Making a church a safer place for people in recovery takes time. “Preparing your congregation for the tattoos, strippers, and guys from prison is a slow transition.” He recommends reminding the congregation of Jesus’ words: “I did not come for the healthy but the sick.”

“We talk about the ‘red letters’ a lot around here. Who did Jesus hang out with?”

Another important factor is the pastor’s example. Jorge models the authenticity he hopes to see in his congregation. But this has to be done wisely. It’s certainly possible to talk too much about your own struggles.

“I had a colleague who confessed a sex addiction,” Jorge says. “The congregation took it well. But it was all he could talk about. It’s like every service was a therapy session. I mention alcohol maybe once or twice a year.” To ensure they’re sharing appropriately, Jorge encourages pastors to consider whether they are sharing for their own good and glory or for the good and glory of God. “It can’t be about eliciting sympathy from the congregation.” On the whole, though, Jorge suspects most pastors tend to be more guarded than they need to be. So be honest. “I think those little portals into our lives are helpful for people.”

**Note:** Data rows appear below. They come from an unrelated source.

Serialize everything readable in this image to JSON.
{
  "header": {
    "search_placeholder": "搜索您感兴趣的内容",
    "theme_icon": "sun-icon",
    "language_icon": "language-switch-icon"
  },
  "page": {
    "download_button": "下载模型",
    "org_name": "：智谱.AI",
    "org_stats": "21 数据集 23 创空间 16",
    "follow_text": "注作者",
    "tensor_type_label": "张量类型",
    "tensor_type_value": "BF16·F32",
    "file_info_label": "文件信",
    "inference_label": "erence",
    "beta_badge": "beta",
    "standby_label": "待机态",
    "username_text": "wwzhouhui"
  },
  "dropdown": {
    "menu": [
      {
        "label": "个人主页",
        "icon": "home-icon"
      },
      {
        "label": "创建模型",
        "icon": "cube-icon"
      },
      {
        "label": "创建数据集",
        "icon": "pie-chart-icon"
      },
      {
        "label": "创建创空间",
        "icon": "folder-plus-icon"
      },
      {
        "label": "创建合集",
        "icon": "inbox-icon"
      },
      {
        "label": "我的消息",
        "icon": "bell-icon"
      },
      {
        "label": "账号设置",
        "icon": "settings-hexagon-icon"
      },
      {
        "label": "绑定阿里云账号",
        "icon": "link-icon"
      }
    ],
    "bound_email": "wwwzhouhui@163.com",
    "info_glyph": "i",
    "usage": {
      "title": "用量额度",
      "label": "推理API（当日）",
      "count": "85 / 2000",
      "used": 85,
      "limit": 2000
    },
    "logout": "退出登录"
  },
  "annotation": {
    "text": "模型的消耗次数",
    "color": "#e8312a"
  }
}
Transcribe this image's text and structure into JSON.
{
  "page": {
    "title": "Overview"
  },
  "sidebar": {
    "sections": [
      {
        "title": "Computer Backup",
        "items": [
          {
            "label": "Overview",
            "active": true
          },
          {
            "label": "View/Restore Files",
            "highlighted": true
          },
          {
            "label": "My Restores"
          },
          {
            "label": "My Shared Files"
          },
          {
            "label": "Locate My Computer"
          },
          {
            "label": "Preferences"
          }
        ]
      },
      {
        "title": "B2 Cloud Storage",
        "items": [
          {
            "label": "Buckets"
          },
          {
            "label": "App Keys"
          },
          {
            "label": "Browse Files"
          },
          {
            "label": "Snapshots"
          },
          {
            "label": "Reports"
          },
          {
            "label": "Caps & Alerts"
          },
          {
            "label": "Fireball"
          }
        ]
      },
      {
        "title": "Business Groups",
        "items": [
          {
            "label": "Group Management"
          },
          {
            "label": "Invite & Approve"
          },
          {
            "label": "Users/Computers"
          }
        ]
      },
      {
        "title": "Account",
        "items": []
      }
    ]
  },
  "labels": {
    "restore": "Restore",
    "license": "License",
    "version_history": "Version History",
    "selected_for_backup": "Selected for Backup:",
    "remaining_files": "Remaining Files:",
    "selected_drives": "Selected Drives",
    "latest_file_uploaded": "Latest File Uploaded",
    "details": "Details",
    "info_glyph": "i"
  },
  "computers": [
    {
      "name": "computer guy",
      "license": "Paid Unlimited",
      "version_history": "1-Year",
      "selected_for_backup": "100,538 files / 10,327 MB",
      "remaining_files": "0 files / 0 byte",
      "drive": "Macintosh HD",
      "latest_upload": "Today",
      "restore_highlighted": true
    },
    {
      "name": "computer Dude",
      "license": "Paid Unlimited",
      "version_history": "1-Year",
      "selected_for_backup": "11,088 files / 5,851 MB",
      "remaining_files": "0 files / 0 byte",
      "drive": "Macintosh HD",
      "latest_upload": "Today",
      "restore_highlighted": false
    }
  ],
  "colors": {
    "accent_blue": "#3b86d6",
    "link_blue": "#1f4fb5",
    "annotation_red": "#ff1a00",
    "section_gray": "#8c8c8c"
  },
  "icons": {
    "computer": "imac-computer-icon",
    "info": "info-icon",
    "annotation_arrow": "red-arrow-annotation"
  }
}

Ten years after Jorge started praying, “Lord, send us the people nobody else wants,” he added an important clause: “and nobody else sees.” This included “the poor and marginalized, those with HIV/AIDS, the unemployed, single parents, and others who suffer quietly and often invisibly in our own community,” he says. These folk are often overlooked by traditional ministries. They are also the kinds of folk that can make a ministry unpredictable, messy, un-ruly. But after all, as Jesus put it, “It is not the healthy who need a doctor, but the sick” (Mt. 9:12).

And that is precisely what convinces Jorge that the outreach ministry of Grace Church is focused on the right people.

Brandon O’Brien is a Ph.D. student at Trinity Evangelical Divinity School and teaches world religions at College of Dupage near Chicago.